Kuruganti adds that this myopic view ignores the larger solutions women-led farming can offer, from addressing the nation’s malnutrition crisis through diverse cropping to leading the charge in climate-resilient and natural farming practices. 

A Quiet Revolution: Women Organizing for Power 

Change, however, is brewing from the ground up. Across the country, women are organizing, finding their collective voice, and pushing back against their invisibility. 

Vittal recounts the powerful story of women poultry farmers associated with PRADAN who, years ago, would save up to charter buses for an annual trip to the state capital. Their march was a calculated display of strength—a signal to local administrators that they were a force to be reckoned with. This difficult work of building economic capability and political capital is slowly shifting power dynamics. 

From the state-wide transformation underway through women’s collectives in Andhra Pradesh’s Community Managed Natural Farming program to the long-standing advocacy of groups like the Deccan Development Society, there are “glimpses of great hope.” Women are not waiting for permission; they are asserting their identity as farmers and reshaping the landscape. 

A Future Reimagined: What If We Valued Women’s Work? 
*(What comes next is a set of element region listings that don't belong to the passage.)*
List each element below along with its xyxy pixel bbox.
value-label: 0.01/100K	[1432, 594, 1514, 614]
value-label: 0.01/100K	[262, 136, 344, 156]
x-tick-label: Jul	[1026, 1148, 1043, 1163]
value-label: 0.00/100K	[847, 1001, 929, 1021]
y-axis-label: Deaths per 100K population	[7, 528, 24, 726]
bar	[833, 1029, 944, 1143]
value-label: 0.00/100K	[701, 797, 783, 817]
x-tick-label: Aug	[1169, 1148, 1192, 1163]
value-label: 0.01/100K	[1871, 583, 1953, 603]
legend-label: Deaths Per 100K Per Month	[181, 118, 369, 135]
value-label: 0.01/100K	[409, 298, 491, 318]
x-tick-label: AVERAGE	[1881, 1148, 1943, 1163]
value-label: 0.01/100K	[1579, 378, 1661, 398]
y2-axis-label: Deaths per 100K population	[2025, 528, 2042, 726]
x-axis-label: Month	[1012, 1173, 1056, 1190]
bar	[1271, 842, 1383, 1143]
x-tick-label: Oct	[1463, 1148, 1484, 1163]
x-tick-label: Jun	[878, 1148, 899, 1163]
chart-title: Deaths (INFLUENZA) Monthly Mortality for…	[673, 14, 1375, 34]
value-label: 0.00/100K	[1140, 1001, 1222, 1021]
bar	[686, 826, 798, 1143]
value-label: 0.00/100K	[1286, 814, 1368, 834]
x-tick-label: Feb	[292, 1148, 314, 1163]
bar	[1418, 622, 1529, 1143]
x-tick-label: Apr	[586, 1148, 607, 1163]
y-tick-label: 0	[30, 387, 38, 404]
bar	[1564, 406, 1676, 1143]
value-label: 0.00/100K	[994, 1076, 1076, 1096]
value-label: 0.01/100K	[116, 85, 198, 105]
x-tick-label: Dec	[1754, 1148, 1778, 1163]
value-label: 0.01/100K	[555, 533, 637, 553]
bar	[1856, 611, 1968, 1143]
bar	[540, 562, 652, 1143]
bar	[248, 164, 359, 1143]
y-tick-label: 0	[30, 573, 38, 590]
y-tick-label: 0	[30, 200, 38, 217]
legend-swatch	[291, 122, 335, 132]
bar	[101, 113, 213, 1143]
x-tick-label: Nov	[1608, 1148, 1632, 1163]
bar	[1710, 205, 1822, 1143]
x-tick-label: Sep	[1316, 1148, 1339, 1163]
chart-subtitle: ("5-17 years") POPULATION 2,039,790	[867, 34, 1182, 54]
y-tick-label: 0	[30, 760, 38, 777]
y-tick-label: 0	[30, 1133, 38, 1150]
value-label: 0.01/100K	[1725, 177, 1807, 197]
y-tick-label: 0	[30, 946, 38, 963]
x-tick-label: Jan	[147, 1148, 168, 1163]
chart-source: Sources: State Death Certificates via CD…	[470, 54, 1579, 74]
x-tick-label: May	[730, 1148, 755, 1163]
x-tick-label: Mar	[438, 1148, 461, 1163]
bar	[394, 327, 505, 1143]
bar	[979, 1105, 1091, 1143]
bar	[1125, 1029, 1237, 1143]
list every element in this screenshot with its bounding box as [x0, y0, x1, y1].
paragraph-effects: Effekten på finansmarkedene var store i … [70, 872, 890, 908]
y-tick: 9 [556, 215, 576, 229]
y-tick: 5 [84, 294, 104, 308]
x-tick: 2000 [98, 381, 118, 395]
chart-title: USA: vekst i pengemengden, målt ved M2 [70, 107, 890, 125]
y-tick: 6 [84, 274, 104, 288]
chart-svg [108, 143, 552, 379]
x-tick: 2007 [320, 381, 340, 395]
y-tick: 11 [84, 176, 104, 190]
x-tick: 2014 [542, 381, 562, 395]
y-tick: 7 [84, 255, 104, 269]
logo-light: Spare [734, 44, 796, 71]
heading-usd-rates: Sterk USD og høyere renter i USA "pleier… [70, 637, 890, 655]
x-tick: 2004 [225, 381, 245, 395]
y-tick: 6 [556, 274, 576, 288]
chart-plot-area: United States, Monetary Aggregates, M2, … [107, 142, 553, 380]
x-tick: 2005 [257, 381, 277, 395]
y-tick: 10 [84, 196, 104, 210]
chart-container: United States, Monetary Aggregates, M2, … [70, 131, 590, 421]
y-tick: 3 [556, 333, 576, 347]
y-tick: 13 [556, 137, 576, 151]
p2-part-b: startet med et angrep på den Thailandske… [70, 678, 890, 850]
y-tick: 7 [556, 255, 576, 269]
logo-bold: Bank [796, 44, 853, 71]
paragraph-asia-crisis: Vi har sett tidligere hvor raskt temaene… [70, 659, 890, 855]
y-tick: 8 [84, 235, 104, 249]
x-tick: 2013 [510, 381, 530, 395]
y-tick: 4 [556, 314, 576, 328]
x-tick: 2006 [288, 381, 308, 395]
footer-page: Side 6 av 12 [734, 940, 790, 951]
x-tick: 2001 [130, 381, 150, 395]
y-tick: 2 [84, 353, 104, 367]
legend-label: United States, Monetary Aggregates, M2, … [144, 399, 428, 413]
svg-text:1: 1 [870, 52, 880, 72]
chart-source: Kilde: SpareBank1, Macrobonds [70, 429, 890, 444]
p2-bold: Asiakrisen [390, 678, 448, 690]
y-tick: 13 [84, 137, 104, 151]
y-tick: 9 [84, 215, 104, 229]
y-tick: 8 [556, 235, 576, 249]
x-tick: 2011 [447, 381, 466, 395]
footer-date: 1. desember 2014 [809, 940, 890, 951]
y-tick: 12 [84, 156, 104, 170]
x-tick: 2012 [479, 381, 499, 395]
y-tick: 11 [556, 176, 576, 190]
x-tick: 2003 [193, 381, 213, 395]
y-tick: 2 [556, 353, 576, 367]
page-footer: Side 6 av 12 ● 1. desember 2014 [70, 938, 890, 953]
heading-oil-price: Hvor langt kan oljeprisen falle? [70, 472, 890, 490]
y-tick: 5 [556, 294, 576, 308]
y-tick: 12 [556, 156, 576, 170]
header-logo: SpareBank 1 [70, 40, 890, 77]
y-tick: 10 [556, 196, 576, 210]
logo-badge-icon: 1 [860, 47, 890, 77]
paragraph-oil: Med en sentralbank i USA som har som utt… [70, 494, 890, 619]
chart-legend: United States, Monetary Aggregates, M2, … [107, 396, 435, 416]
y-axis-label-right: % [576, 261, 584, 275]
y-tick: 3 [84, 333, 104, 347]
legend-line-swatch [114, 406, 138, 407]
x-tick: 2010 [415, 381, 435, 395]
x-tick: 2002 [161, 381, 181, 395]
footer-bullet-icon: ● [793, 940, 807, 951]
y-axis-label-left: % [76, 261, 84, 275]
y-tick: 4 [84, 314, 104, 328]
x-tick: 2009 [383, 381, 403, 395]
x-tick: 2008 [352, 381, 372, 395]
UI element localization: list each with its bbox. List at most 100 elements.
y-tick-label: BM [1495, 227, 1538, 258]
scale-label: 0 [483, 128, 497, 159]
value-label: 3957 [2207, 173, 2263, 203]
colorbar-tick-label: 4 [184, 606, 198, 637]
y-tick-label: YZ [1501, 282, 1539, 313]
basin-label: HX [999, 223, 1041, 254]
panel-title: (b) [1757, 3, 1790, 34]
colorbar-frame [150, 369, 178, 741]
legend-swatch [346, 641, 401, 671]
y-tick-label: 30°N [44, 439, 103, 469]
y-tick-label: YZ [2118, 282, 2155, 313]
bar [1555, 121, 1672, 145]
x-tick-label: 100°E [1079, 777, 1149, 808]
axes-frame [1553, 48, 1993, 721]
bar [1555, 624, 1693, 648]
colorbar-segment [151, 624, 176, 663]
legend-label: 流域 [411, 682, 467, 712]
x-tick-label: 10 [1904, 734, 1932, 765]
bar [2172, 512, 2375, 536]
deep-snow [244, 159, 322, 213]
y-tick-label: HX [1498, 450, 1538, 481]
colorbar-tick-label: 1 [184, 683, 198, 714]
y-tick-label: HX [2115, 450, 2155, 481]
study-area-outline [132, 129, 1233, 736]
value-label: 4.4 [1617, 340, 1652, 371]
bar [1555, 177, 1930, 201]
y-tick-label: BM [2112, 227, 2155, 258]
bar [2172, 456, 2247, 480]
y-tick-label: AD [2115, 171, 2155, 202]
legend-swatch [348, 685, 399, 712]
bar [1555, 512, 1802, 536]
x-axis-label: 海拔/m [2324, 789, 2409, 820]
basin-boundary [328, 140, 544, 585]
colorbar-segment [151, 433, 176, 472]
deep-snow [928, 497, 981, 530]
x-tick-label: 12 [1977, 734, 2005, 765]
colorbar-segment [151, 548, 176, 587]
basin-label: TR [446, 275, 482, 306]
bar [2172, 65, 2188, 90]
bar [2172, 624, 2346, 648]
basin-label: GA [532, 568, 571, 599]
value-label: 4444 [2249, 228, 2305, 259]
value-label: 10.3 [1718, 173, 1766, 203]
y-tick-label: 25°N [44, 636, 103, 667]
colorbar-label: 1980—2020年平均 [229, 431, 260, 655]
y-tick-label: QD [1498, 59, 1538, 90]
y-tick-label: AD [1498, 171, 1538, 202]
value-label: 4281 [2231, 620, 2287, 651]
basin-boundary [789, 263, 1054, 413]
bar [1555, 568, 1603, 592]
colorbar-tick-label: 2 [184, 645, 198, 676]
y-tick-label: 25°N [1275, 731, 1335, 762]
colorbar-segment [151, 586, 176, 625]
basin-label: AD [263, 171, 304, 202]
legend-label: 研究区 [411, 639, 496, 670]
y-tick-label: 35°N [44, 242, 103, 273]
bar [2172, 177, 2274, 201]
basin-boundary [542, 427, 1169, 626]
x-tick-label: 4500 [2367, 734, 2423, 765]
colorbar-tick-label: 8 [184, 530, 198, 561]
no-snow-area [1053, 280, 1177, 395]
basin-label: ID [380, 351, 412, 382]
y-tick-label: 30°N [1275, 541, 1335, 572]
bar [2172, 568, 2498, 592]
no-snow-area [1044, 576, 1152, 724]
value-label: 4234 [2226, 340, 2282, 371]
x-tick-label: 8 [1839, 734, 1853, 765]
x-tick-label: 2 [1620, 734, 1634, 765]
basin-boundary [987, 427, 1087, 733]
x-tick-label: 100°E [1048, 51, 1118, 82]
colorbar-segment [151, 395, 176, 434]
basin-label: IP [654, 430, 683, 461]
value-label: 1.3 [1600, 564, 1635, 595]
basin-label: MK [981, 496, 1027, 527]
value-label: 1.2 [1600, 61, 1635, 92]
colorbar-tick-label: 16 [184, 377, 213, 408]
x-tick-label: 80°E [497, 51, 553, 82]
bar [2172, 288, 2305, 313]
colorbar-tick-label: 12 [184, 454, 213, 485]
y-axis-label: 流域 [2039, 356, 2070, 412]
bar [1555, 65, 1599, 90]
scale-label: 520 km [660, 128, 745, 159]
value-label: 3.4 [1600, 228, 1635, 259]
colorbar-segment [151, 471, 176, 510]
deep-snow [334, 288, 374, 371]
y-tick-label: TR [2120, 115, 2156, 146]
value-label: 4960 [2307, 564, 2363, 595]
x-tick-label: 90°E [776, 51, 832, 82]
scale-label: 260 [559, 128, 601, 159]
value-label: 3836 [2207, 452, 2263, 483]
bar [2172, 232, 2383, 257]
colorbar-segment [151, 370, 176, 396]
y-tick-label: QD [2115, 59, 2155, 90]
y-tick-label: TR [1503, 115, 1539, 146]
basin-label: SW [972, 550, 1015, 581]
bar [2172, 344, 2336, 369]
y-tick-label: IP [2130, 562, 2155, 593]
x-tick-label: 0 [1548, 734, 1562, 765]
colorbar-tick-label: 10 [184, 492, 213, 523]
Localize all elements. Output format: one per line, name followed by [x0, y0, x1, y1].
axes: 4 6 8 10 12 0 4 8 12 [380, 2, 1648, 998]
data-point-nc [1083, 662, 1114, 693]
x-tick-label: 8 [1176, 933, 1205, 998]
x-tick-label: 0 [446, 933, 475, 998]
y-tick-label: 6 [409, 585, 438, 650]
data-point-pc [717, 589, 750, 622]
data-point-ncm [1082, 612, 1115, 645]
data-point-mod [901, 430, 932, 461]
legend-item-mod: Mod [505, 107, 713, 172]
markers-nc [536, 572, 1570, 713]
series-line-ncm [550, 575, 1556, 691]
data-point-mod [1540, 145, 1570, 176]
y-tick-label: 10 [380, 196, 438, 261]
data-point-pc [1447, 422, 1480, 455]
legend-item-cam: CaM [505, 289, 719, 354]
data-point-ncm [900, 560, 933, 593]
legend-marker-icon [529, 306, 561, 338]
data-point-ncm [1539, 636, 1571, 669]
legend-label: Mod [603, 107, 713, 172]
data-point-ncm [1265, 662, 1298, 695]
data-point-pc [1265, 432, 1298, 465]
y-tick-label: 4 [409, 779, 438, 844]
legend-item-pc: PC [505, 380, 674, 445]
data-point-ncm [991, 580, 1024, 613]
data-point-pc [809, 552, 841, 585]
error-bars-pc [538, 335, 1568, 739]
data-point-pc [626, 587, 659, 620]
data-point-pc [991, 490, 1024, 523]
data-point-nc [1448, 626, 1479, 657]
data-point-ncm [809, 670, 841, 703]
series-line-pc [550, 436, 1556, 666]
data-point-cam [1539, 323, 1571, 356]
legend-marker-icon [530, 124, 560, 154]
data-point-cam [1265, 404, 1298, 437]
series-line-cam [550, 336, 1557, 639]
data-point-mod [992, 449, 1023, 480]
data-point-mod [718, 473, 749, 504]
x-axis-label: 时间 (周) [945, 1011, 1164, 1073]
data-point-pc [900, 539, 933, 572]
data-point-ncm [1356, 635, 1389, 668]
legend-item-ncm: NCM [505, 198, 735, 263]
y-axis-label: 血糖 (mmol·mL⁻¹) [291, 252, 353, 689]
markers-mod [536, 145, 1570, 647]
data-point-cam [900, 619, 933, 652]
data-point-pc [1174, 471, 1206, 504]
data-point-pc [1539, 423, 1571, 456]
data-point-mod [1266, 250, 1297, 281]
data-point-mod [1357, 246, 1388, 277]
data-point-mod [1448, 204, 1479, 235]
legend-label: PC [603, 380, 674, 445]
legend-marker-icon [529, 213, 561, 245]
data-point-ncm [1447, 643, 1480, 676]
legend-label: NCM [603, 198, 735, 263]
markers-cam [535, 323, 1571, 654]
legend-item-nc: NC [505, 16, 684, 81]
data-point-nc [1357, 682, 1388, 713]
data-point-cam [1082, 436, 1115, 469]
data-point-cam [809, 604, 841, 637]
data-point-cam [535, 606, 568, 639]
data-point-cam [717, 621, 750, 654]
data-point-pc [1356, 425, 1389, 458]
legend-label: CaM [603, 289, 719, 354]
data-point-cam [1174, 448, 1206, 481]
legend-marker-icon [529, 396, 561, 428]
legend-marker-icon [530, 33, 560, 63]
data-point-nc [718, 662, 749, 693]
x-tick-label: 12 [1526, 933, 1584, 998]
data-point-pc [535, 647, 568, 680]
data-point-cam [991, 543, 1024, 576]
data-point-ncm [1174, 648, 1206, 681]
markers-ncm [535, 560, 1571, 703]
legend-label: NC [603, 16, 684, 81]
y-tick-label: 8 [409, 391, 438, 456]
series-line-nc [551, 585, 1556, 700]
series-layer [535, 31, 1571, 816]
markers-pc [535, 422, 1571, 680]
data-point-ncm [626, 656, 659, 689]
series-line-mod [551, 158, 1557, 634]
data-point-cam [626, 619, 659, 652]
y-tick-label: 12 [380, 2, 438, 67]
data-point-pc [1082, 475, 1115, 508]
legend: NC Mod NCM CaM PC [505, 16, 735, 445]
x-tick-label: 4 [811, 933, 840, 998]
Recognizing and valuing the contribution of women farmers wouldn’t just be a moral victory; it would structurally transform Indian agriculture for the better. 

  • True Cost Accounting: If the labour of women was accounted for, the real price of food would be reflected. While this might lead to a short-term price adjustment, it would create a more honest and sustainable market. 
  • Economic Empowerment & Agency: When women’s work is valued and remunerated, it translates into agency. Women with economic power invest in their families’ health, education, and well-being, breaking cycles of poverty and starting a process of intergenerational wealth building. 
  • A Paradigm Shift in Farming: As Kurugantic notes, if policies were designed for women, the farming paradigm itself would change. There would be a natural shift back to diverse food crops and polycropping (growing multiple crops together) instead of water-intensive monocultures, as women prioritize household nutrition and easier management. Studies even suggest that women-led collective farming can be more profitable than traditional family farming, bringing a more collaborative and sustainable ethos to the field. 

The conclusion is inescapable. The annadata, the food provider, is not a solitary man with a sickle. She is the woman bending over the rice paddy, milking the predawn herd, and organizing her community for a better future. Recognizing her is the first step toward building a food system that is not only productive but also equitable, resilient, and truly nourishing for all of India.